While these structural changes introduced some constraints on employment and production in the region, they also created some new opportunity for diversification that have been increasingly important from an economic developmental perspective. These changes reflect a transition from the previous traditionally-structured regional economy to what Braczyk and his associates describe as “a new economy which is based on future-oriented markets. One prominent example is the environmental protection industry which accounted for about 100,000 jobs in 1993” (Braczyk et al. 1999:134).
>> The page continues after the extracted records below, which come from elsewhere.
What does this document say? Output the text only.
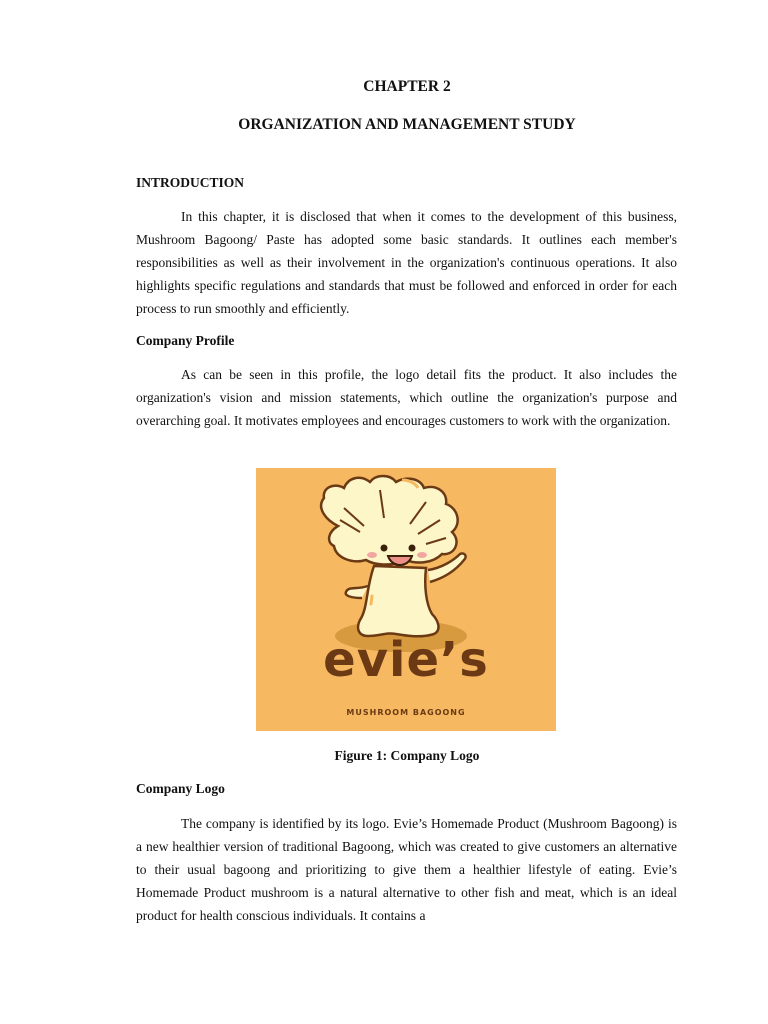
CHAPTER 2
ORGANIZATION AND MANAGEMENT STUDY
INTRODUCTION

In this chapter, it is disclosed that when it comes to the development of this business, Mushroom Bagoong/ Paste has adopted some basic standards. It outlines each member's responsibilities as well as their involvement in the organization's continuous operations. It also highlights specific regulations and standards that must be followed and enforced in order for each process to run smoothly and efficiently.

Company Profile

As can be seen in this profile, the logo detail fits the product. It also includes the organization's vision and mission statements, which outline the organization's purpose and overarching goal. It motivates employees and encourages customers to work with the organization.

evie’s
MUSHROOM BAGOONG
Figure 1: Company Logo
Company Logo

The company is identified by its logo. Evie’s Homemade Product (Mushroom Bagoong) is a new healthier version of traditional Bagoong, which was created to give customers an alternative to their usual bagoong and prioritizing to give them a healthier lifestyle of eating. Evie’s Homemade Product mushroom is a natural alternative to other fish and meat, which is an ideal product for health conscious individuals. It contains a
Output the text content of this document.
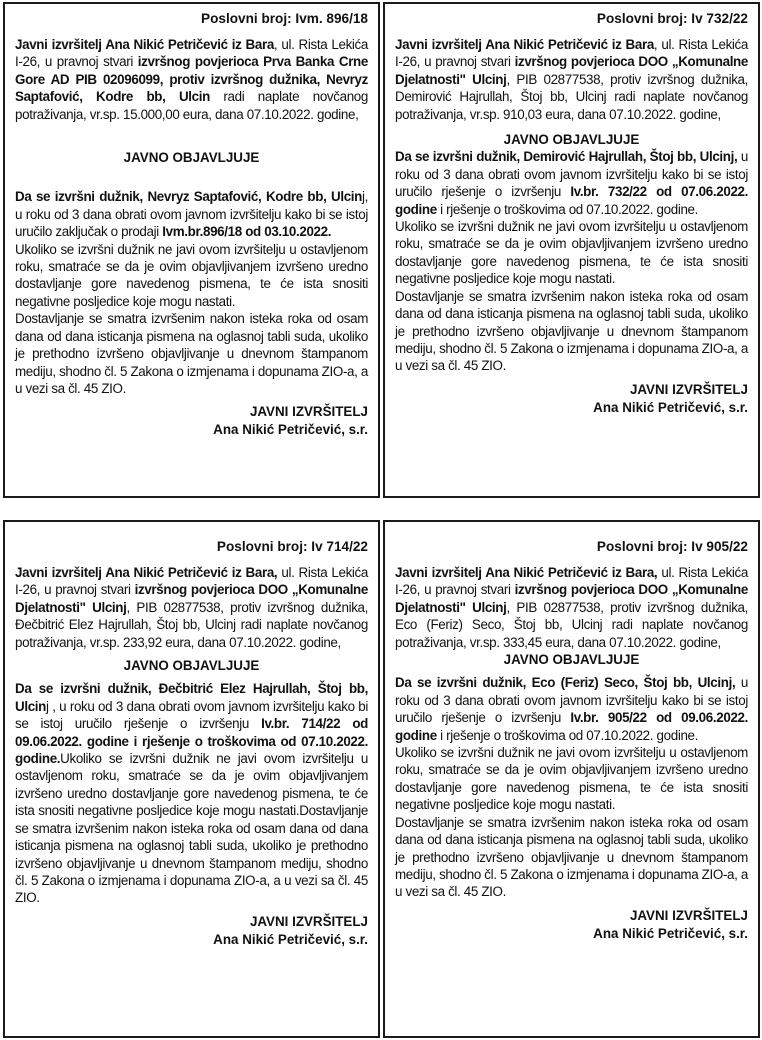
Poslovni broj: Ivm. 896/18

Javni izvršitelj Ana Nikić Petričević iz Bara, ul. Rista Lekića I-26, u pravnoj stvari izvršnog povjerioca Prva Banka Crne Gore AD PIB 02096099, protiv izvršnog dužnika, Nevryz Saptafović, Kodre bb, Ulcin radi naplate novčanog potraživanja, vr.sp. 15.000,00 eura, dana 07.10.2022. godine,

JAVNO OBJAVLJUJE

Da se izvršni dužnik, Nevryz Saptafović, Kodre bb, Ulcinj, u roku od 3 dana obrati ovom javnom izvršitelju kako bi se istoj uručilo zaključak o prodaji Ivm.br.896/18 od 03.10.2022.

Ukoliko se izvršni dužnik ne javi ovom izvršitelju u ostavljenom roku, smatraće se da je ovim objavljivanjem izvršeno uredno dostavljanje gore navedenog pismena, te će ista snositi negativne posljedice koje mogu nastati.

Dostavljanje se smatra izvršenim nakon isteka roka od osam dana od dana isticanja pismena na oglasnoj tabli suda, ukoliko je prethodno izvršeno objavljivanje u dnevnom štampanom mediju, shodno čl. 5 Zakona o izmjenama i dopunama ZIO-a, a u vezi sa čl. 45 ZIO.

JAVNI IZVRŠITELJ

Ana Nikić Petričević, s.r.

Poslovni broj: Iv 732/22

Javni izvršitelj Ana Nikić Petričević iz Bara, ul. Rista Lekića I-26, u pravnoj stvari izvršnog povjerioca DOO „Komunalne Djelatnosti" Ulcinj, PIB 02877538, protiv izvršnog dužnika, Demirović Hajrullah, Štoj bb, Ulcinj radi naplate novčanog potraživanja, vr.sp. 910,03 eura, dana 07.10.2022. godine,

JAVNO OBJAVLJUJE

Da se izvršni dužnik, Demirović Hajrullah, Štoj bb, Ulcinj, u roku od 3 dana obrati ovom javnom izvršitelju kako bi se istoj uručilo rješenje o izvršenju Iv.br. 732/22 od 07.06.2022. godine i rješenje o troškovima od 07.10.2022. godine.

Ukoliko se izvršni dužnik ne javi ovom izvršitelju u ostavljenom roku, smatraće se da je ovim objavljivanjem izvršeno uredno dostavljanje gore navedenog pismena, te će ista snositi negativne posljedice koje mogu nastati.

Dostavljanje se smatra izvršenim nakon isteka roka od osam dana od dana isticanja pismena na oglasnoj tabli suda, ukoliko je prethodno izvršeno objavljivanje u dnevnom štampanom mediju, shodno čl. 5 Zakona o izmjenama i dopunama ZIO-a, a u vezi sa čl. 45 ZIO.

JAVNI IZVRŠITELJ

Ana Nikić Petričević, s.r.

Poslovni broj: Iv 714/22

Javni izvršitelj Ana Nikić Petričević iz Bara, ul. Rista Lekića I-26, u pravnoj stvari izvršnog povjerioca DOO „Komunalne Djelatnosti" Ulcinj, PIB 02877538, protiv izvršnog dužnika, Đečbitrić Elez Hajrullah, Štoj bb, Ulcinj radi naplate novčanog potraživanja, vr.sp. 233,92 eura, dana 07.10.2022. godine,

JAVNO OBJAVLJUJE

Da se izvršni dužnik, Đečbitrić Elez Hajrullah, Štoj bb, Ulcinj , u roku od 3 dana obrati ovom javnom izvršitelju kako bi se istoj uručilo rješenje o izvršenju Iv.br. 714/22 od 09.06.2022. godine i rješenje o troškovima od 07.10.2022. godine.Ukoliko se izvršni dužnik ne javi ovom izvršitelju u ostavljenom roku, smatraće se da je ovim objavljivanjem izvršeno uredno dostavljanje gore navedenog pismena, te će ista snositi negativne posljedice koje mogu nastati.Dostavljanje se smatra izvršenim nakon isteka roka od osam dana od dana isticanja pismena na oglasnoj tabli suda, ukoliko je prethodno izvršeno objavljivanje u dnevnom štampanom mediju, shodno čl. 5 Zakona o izmjenama i dopunama ZIO-a, a u vezi sa čl. 45 ZIO.

JAVNI IZVRŠITELJ

Ana Nikić Petričević, s.r.

Poslovni broj: Iv 905/22

Javni izvršitelj Ana Nikić Petričević iz Bara, ul. Rista Lekića I-26, u pravnoj stvari izvršnog povjerioca DOO „Komunalne Djelatnosti" Ulcinj, PIB 02877538, protiv izvršnog dužnika, Eco (Feriz) Seco, Štoj bb, Ulcinj radi naplate novčanog potraživanja, vr.sp. 333,45 eura, dana 07.10.2022. godine,

JAVNO OBJAVLJUJE

Da se izvršni dužnik, Eco (Feriz) Seco, Štoj bb, Ulcinj, u roku od 3 dana obrati ovom javnom izvršitelju kako bi se istoj uručilo rješenje o izvršenju Iv.br. 905/22 od 09.06.2022. godine i rješenje o troškovima od 07.10.2022. godine.

Ukoliko se izvršni dužnik ne javi ovom izvršitelju u ostavljenom roku, smatraće se da je ovim objavljivanjem izvršeno uredno dostavljanje gore navedenog pismena, te će ista snositi negativne posljedice koje mogu nastati.

Dostavljanje se smatra izvršenim nakon isteka roka od osam dana od dana isticanja pismena na oglasnoj tabli suda, ukoliko je prethodno izvršeno objavljivanje u dnevnom štampanom mediju, shodno čl. 5 Zakona o izmjenama i dopunama ZIO-a, a u vezi sa čl. 45 ZIO.

JAVNI IZVRŠITELJ

Ana Nikić Petričević, s.r.
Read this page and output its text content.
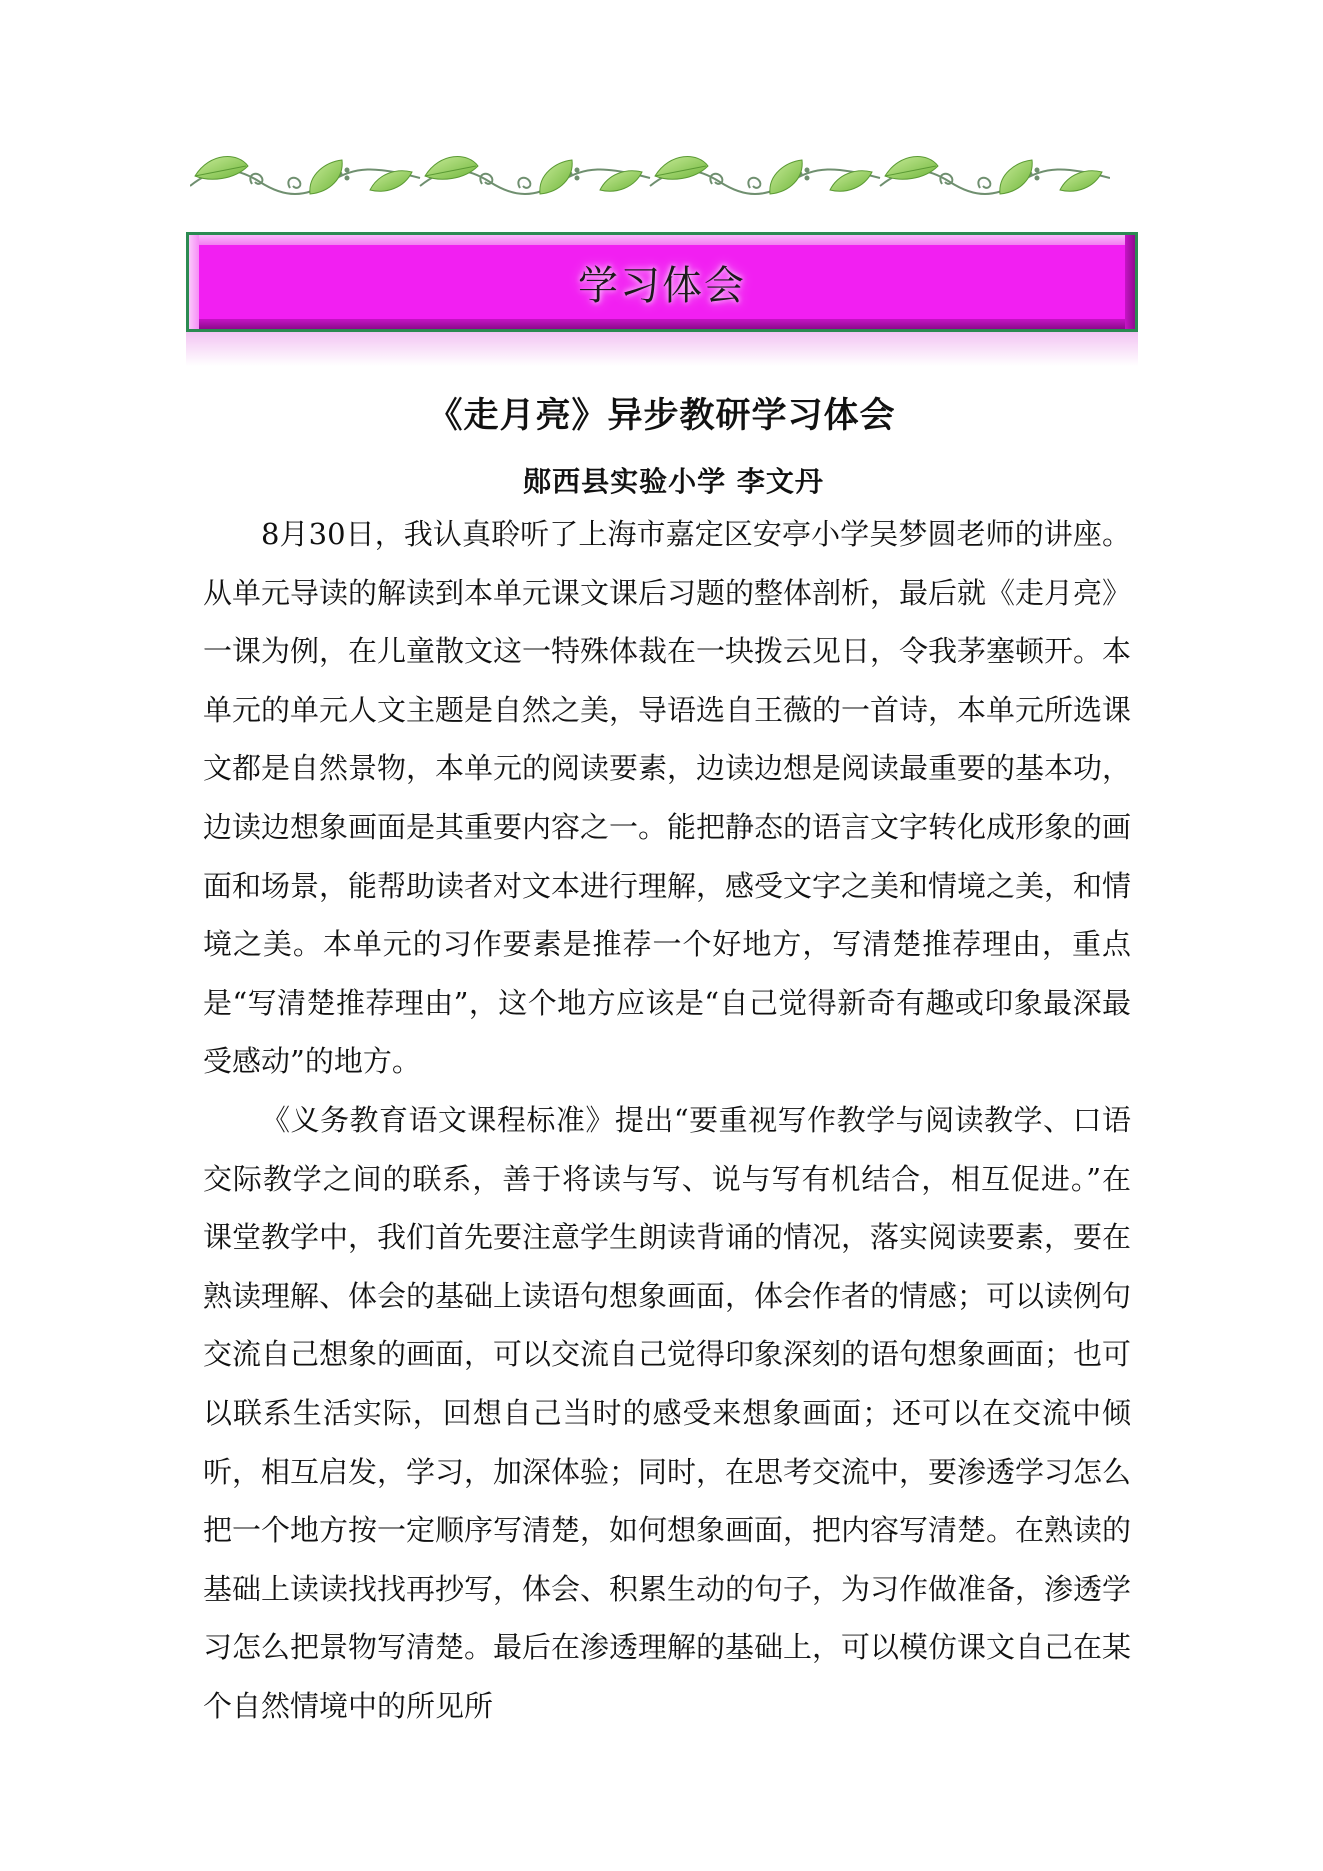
学习体会
《走月亮》异步教研学习体会
郧西县实验小学 李文丹

8月30日，我认真聆听了上海市嘉定区安亭小学吴梦圆老师的讲座。从单元导读的解读到本单元课文课后习题的整体剖析，最后就《走月亮》一课为例，在儿童散文这一特殊体裁在一块拨云见日，令我茅塞顿开。本单元的单元人文主题是自然之美，导语选自王薇的一首诗，本单元所选课文都是自然景物，本单元的阅读要素，边读边想是阅读最重要的基本功，边读边想象画面是其重要内容之一。能把静态的语言文字转化成形象的画面和场景，能帮助读者对文本进行理解，感受文字之美和情境之美，和情境之美。本单元的习作要素是推荐一个好地方，写清楚推荐理由，重点是“写清楚推荐理由”，这个地方应该是“自己觉得新奇有趣或印象最深最受感动”的地方。

《义务教育语文课程标准》提出“要重视写作教学与阅读教学、口语交际教学之间的联系，善于将读与写、说与写有机结合，相互促进。”在课堂教学中，我们首先要注意学生朗读背诵的情况，落实阅读要素，要在熟读理解、体会的基础上读语句想象画面，体会作者的情感；可以读例句交流自己想象的画面，可以交流自己觉得印象深刻的语句想象画面；也可以联系生活实际，回想自己当时的感受来想象画面；还可以在交流中倾听，相互启发，学习，加深体验；同时，在思考交流中，要渗透学习怎么把一个地方按一定顺序写清楚，如何想象画面，把内容写清楚。在熟读的基础上读读找找再抄写，体会、积累生动的句子，为习作做准备，渗透学习怎么把景物写清楚。最后在渗透理解的基础上，可以模仿课文自己在某个自然情境中的所见所
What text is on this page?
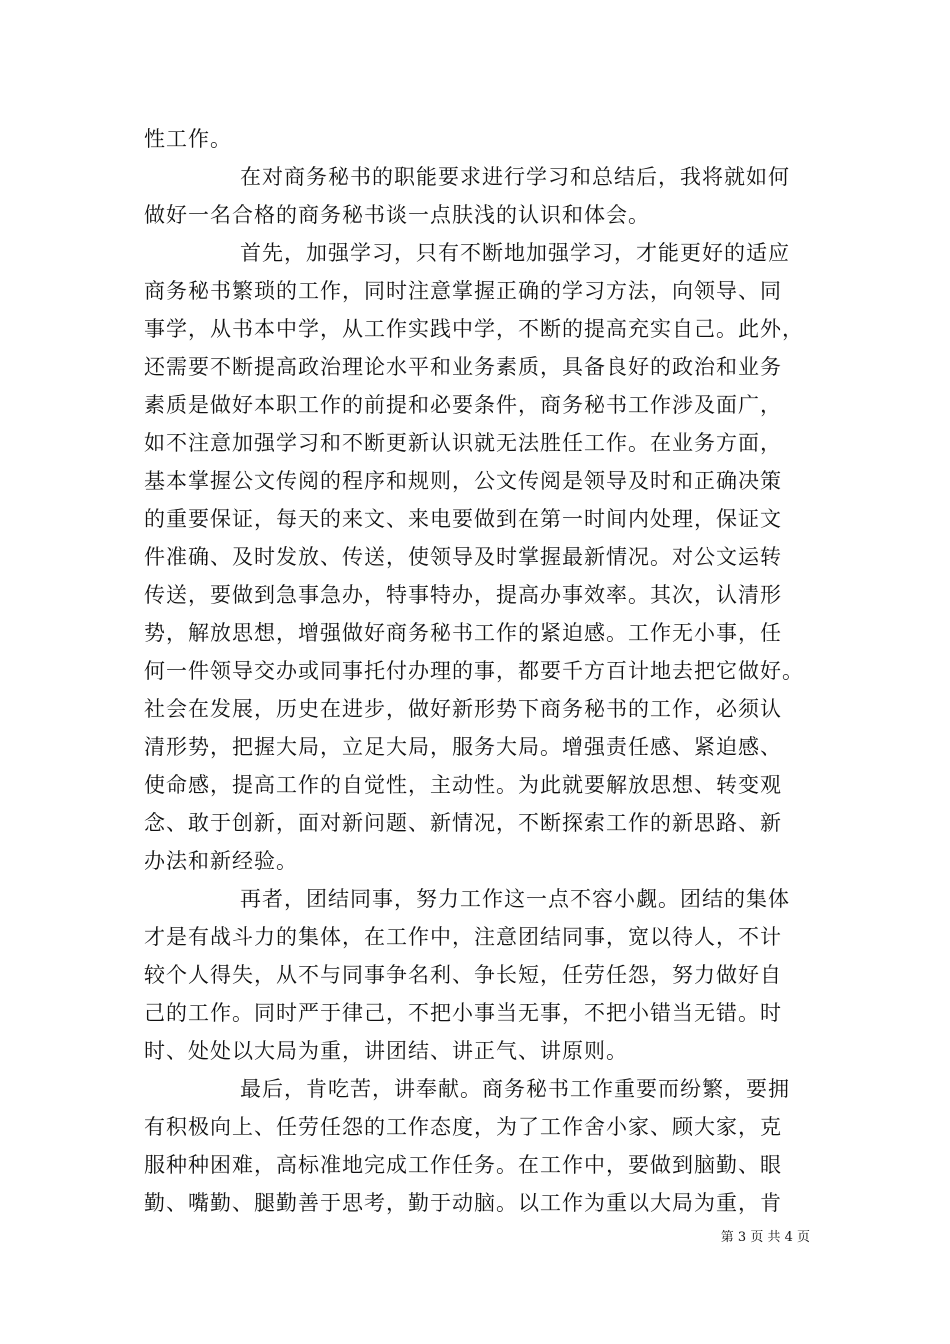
性工作。
在对商务秘书的职能要求进行学习和总结后，我将就如何
做好一名合格的商务秘书谈一点肤浅的认识和体会。
首先，加强学习，只有不断地加强学习，才能更好的适应
商务秘书繁琐的工作，同时注意掌握正确的学习方法，向领导、同
事学，从书本中学，从工作实践中学，不断的提高充实自己。此外，
还需要不断提高政治理论水平和业务素质，具备良好的政治和业务
素质是做好本职工作的前提和必要条件，商务秘书工作涉及面广，
如不注意加强学习和不断更新认识就无法胜任工作。在业务方面，
基本掌握公文传阅的程序和规则，公文传阅是领导及时和正确决策
的重要保证，每天的来文、来电要做到在第一时间内处理，保证文
件准确、及时发放、传送，使领导及时掌握最新情况。对公文运转
传送，要做到急事急办，特事特办，提高办事效率。其次，认清形
势，解放思想，增强做好商务秘书工作的紧迫感。工作无小事，任
何一件领导交办或同事托付办理的事，都要千方百计地去把它做好。
社会在发展，历史在进步，做好新形势下商务秘书的工作，必须认
清形势，把握大局，立足大局，服务大局。增强责任感、紧迫感、
使命感，提高工作的自觉性，主动性。为此就要解放思想、转变观
念、敢于创新，面对新问题、新情况，不断探索工作的新思路、新
办法和新经验。
再者，团结同事，努力工作这一点不容小觑。团结的集体
才是有战斗力的集体，在工作中，注意团结同事，宽以待人，不计
较个人得失，从不与同事争名利、争长短，任劳任怨，努力做好自
己的工作。同时严于律己，不把小事当无事，不把小错当无错。时
时、处处以大局为重，讲团结、讲正气、讲原则。
最后，肯吃苦，讲奉献。商务秘书工作重要而纷繁，要拥
有积极向上、任劳任怨的工作态度，为了工作舍小家、顾大家，克
服种种困难，高标准地完成工作任务。在工作中，要做到脑勤、眼
勤、嘴勤、腿勤善于思考，勤于动脑。以工作为重以大局为重，肯
第 3 页 共 4 页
The research showed that the Rhine/Ruhr region of Germany has been an important industrial center for the production of a wide range of products, including many of those that are essential for a countrys infrastructure development and commercial processes. The research also showed that the relative importance of this region peaked during World War II, but the area also experienced some employment and economic problems following the structural changes that took place following German reunification in 1990. Finally, the research was consistent in showing that although the traditional industries that have operated out of the Rhine/Ruhr region remain important, the economic base of the area is experiencing some further structural changes as efforts to diversify continue to redefine the Rhine/Ruhr area of Germany.

Works Cited

Braczyk, Hans-Joachim, Gerhard Fuchs and Hans-Georg Wolf. Multimedia and Regional

Economic Restructuring. London: Routledge, 1999.

Geary, Dick. “Working-Class Identities in Europe, 1850s-1930s.” The Australian Journal of Politics and History 45(1): 20.

Spencer, Elaine G. Management and Labor in Imperial Germany: Ruhr Industrialists as

Employers, 1896-1914. New Brunswick, NJ: Rutgers University Press, 1984.